Object Storage: Object storage is a data storage architecture for storing unstructured data, which sections data into units—objects—and stores them in a structurally flat data environment. Each object includes the data, metadata, and a unique identifier that applications can use for easy access and retrieval.

Presto: Presto is a distributed database query engine (written in Java) that uses the SQL query language. Its architecture allows users to query data sources such as Hadoop, Cassandra, Kafka, AWS S3, Alluxio, MySQL, MongoDB and Teradata, and allows use of multiple data sources within a query. Presto is community-driven open-source software released under the Apache License. Presto's architecture is very similar to other database management systems using cluster computing, sometimes called massively parallel processing (MPP).

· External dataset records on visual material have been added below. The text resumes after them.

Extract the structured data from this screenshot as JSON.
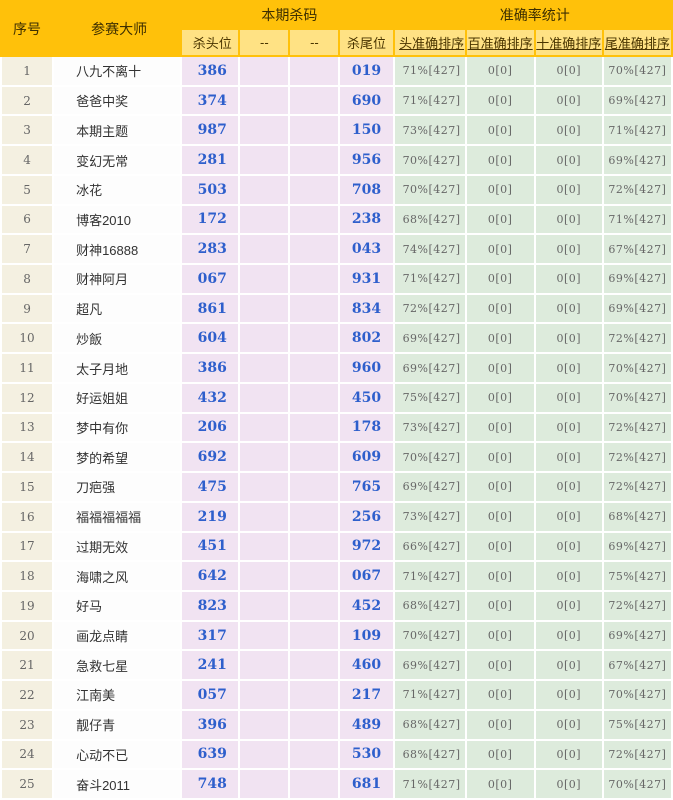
{
  "table": {
    "header": {
      "serial": "序号",
      "master": "参赛大师",
      "kill_group": "本期杀码",
      "accuracy_group": "准确率统计",
      "kill_cols": [
        "杀头位",
        "--",
        "--",
        "杀尾位"
      ],
      "accuracy_cols": [
        "头准确排序",
        "百准确排序",
        "十准确排序",
        "尾准确排序"
      ]
    },
    "rows": [
      {
        "no": "1",
        "name": "八九不离十",
        "kill_head": "386",
        "kill_tail": "019",
        "acc_head": "71%[427]",
        "acc_hundred": "0[0]",
        "acc_ten": "0[0]",
        "acc_tail": "70%[427]"
      },
      {
        "no": "2",
        "name": "爸爸中奖",
        "kill_head": "374",
        "kill_tail": "690",
        "acc_head": "71%[427]",
        "acc_hundred": "0[0]",
        "acc_ten": "0[0]",
        "acc_tail": "69%[427]"
      },
      {
        "no": "3",
        "name": "本期主题",
        "kill_head": "987",
        "kill_tail": "150",
        "acc_head": "73%[427]",
        "acc_hundred": "0[0]",
        "acc_ten": "0[0]",
        "acc_tail": "71%[427]"
      },
      {
        "no": "4",
        "name": "变幻无常",
        "kill_head": "281",
        "kill_tail": "956",
        "acc_head": "70%[427]",
        "acc_hundred": "0[0]",
        "acc_ten": "0[0]",
        "acc_tail": "69%[427]"
      },
      {
        "no": "5",
        "name": "冰花",
        "kill_head": "503",
        "kill_tail": "708",
        "acc_head": "70%[427]",
        "acc_hundred": "0[0]",
        "acc_ten": "0[0]",
        "acc_tail": "72%[427]"
      },
      {
        "no": "6",
        "name": "博客2010",
        "kill_head": "172",
        "kill_tail": "238",
        "acc_head": "68%[427]",
        "acc_hundred": "0[0]",
        "acc_ten": "0[0]",
        "acc_tail": "71%[427]"
      },
      {
        "no": "7",
        "name": "财神16888",
        "kill_head": "283",
        "kill_tail": "043",
        "acc_head": "74%[427]",
        "acc_hundred": "0[0]",
        "acc_ten": "0[0]",
        "acc_tail": "67%[427]"
      },
      {
        "no": "8",
        "name": "财神阿月",
        "kill_head": "067",
        "kill_tail": "931",
        "acc_head": "71%[427]",
        "acc_hundred": "0[0]",
        "acc_ten": "0[0]",
        "acc_tail": "69%[427]"
      },
      {
        "no": "9",
        "name": "超凡",
        "kill_head": "861",
        "kill_tail": "834",
        "acc_head": "72%[427]",
        "acc_hundred": "0[0]",
        "acc_ten": "0[0]",
        "acc_tail": "69%[427]"
      },
      {
        "no": "10",
        "name": "炒飯",
        "kill_head": "604",
        "kill_tail": "802",
        "acc_head": "69%[427]",
        "acc_hundred": "0[0]",
        "acc_ten": "0[0]",
        "acc_tail": "72%[427]"
      },
      {
        "no": "11",
        "name": "太子月地",
        "kill_head": "386",
        "kill_tail": "960",
        "acc_head": "69%[427]",
        "acc_hundred": "0[0]",
        "acc_ten": "0[0]",
        "acc_tail": "70%[427]"
      },
      {
        "no": "12",
        "name": "好运姐姐",
        "kill_head": "432",
        "kill_tail": "450",
        "acc_head": "75%[427]",
        "acc_hundred": "0[0]",
        "acc_ten": "0[0]",
        "acc_tail": "70%[427]"
      },
      {
        "no": "13",
        "name": "梦中有你",
        "kill_head": "206",
        "kill_tail": "178",
        "acc_head": "73%[427]",
        "acc_hundred": "0[0]",
        "acc_ten": "0[0]",
        "acc_tail": "72%[427]"
      },
      {
        "no": "14",
        "name": "梦的希望",
        "kill_head": "692",
        "kill_tail": "609",
        "acc_head": "70%[427]",
        "acc_hundred": "0[0]",
        "acc_ten": "0[0]",
        "acc_tail": "72%[427]"
      },
      {
        "no": "15",
        "name": "刀疤强",
        "kill_head": "475",
        "kill_tail": "765",
        "acc_head": "69%[427]",
        "acc_hundred": "0[0]",
        "acc_ten": "0[0]",
        "acc_tail": "72%[427]"
      },
      {
        "no": "16",
        "name": "福福福福福",
        "kill_head": "219",
        "kill_tail": "256",
        "acc_head": "73%[427]",
        "acc_hundred": "0[0]",
        "acc_ten": "0[0]",
        "acc_tail": "68%[427]"
      },
      {
        "no": "17",
        "name": "过期无效",
        "kill_head": "451",
        "kill_tail": "972",
        "acc_head": "66%[427]",
        "acc_hundred": "0[0]",
        "acc_ten": "0[0]",
        "acc_tail": "69%[427]"
      },
      {
        "no": "18",
        "name": "海啸之风",
        "kill_head": "642",
        "kill_tail": "067",
        "acc_head": "71%[427]",
        "acc_hundred": "0[0]",
        "acc_ten": "0[0]",
        "acc_tail": "75%[427]"
      },
      {
        "no": "19",
        "name": "好马",
        "kill_head": "823",
        "kill_tail": "452",
        "acc_head": "68%[427]",
        "acc_hundred": "0[0]",
        "acc_ten": "0[0]",
        "acc_tail": "72%[427]"
      },
      {
        "no": "20",
        "name": "画龙点睛",
        "kill_head": "317",
        "kill_tail": "109",
        "acc_head": "70%[427]",
        "acc_hundred": "0[0]",
        "acc_ten": "0[0]",
        "acc_tail": "69%[427]"
      },
      {
        "no": "21",
        "name": "急救七星",
        "kill_head": "241",
        "kill_tail": "460",
        "acc_head": "69%[427]",
        "acc_hundred": "0[0]",
        "acc_ten": "0[0]",
        "acc_tail": "67%[427]"
      },
      {
        "no": "22",
        "name": "江南美",
        "kill_head": "057",
        "kill_tail": "217",
        "acc_head": "71%[427]",
        "acc_hundred": "0[0]",
        "acc_ten": "0[0]",
        "acc_tail": "70%[427]"
      },
      {
        "no": "23",
        "name": "靓仔青",
        "kill_head": "396",
        "kill_tail": "489",
        "acc_head": "68%[427]",
        "acc_hundred": "0[0]",
        "acc_ten": "0[0]",
        "acc_tail": "75%[427]"
      },
      {
        "no": "24",
        "name": "心动不已",
        "kill_head": "639",
        "kill_tail": "530",
        "acc_head": "68%[427]",
        "acc_hundred": "0[0]",
        "acc_ten": "0[0]",
        "acc_tail": "72%[427]"
      },
      {
        "no": "25",
        "name": "奋斗2011",
        "kill_head": "748",
        "kill_tail": "681",
        "acc_head": "71%[427]",
        "acc_hundred": "0[0]",
        "acc_ten": "0[0]",
        "acc_tail": "70%[427]"
      }
    ]
  },
  "colors": {
    "header_gold": "#FFC10A",
    "subheader_yellow": "#FFE284",
    "serial_cream": "#F4F0E1",
    "kill_pink": "#F1E3F2",
    "accuracy_green": "#DDEBDC",
    "number_blue": "#2E5FCC"
  }
}
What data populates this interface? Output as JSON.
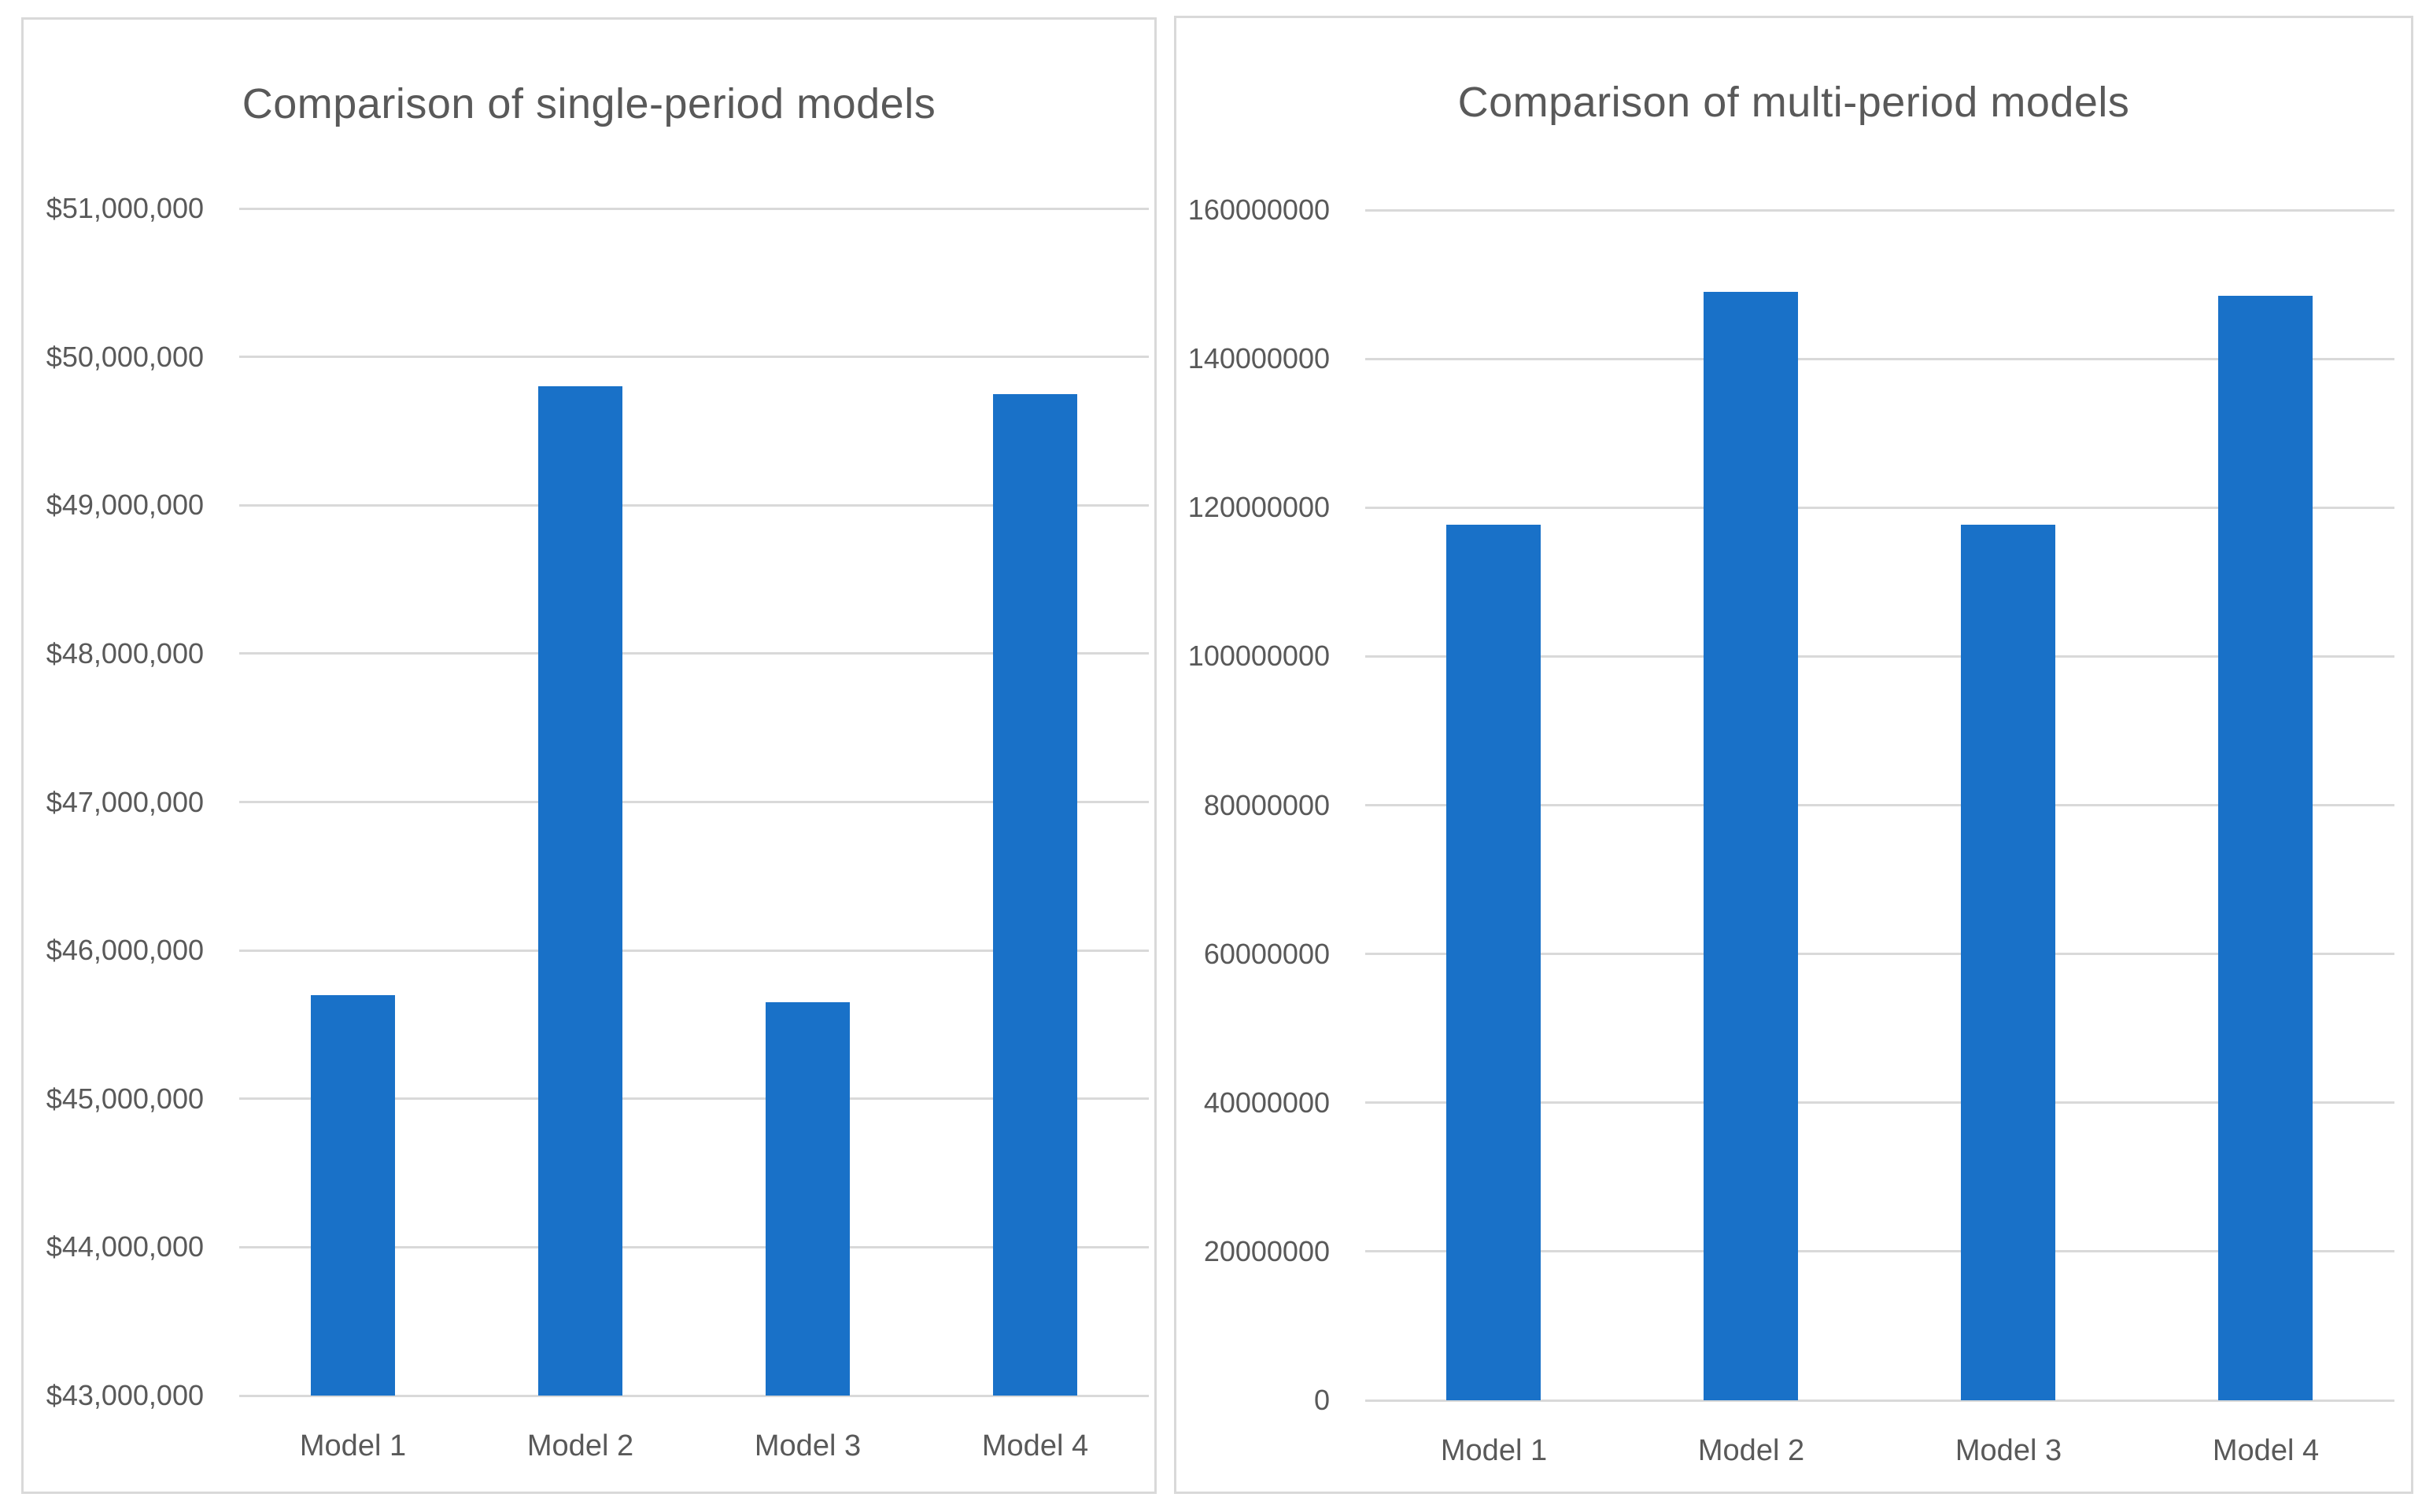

SPARK: Apache Spark is an open-source unified analytics engine for large-scale data processing. Spark provides an interface for programming clusters with implicit data parallelism and fault tolerance. Spark can be used with watsonx.data but is not included in the watsonx.data environment image provided.

TechZone (IBM Technology Zone): IBM Technology Zone is the platform where the developer edition of watsonx.data with the sample data sets has been provisioned. Generally, it allows Go To Market teams and Business Partners to easily build technical 'Show Me' live environments, POTs, prototypes, and MVPs, which can then be customized and shared with peers and customers to experience IBM Technology.

VNC (Virtual Network Computing): VNC is a cross-platform screen-sharing system that uses the Remote Frame Buffer (RFB) protocol. VNC was created to control another computer remotely. You may know it best for its role in tech support services. Use of VNC is optional. VNC can be used after the WireGuard VPN has been activated to access the watsonx.data server.

WireGuard: WireGuard is a communication protocol and free and open-source software that implements encrypted virtual private networks, and was designed with the goals of ease of use, high speed performance, and low attack surface. You will need to install the Wireguard software and download the server VPN certificate in order to access the watsonx.data server.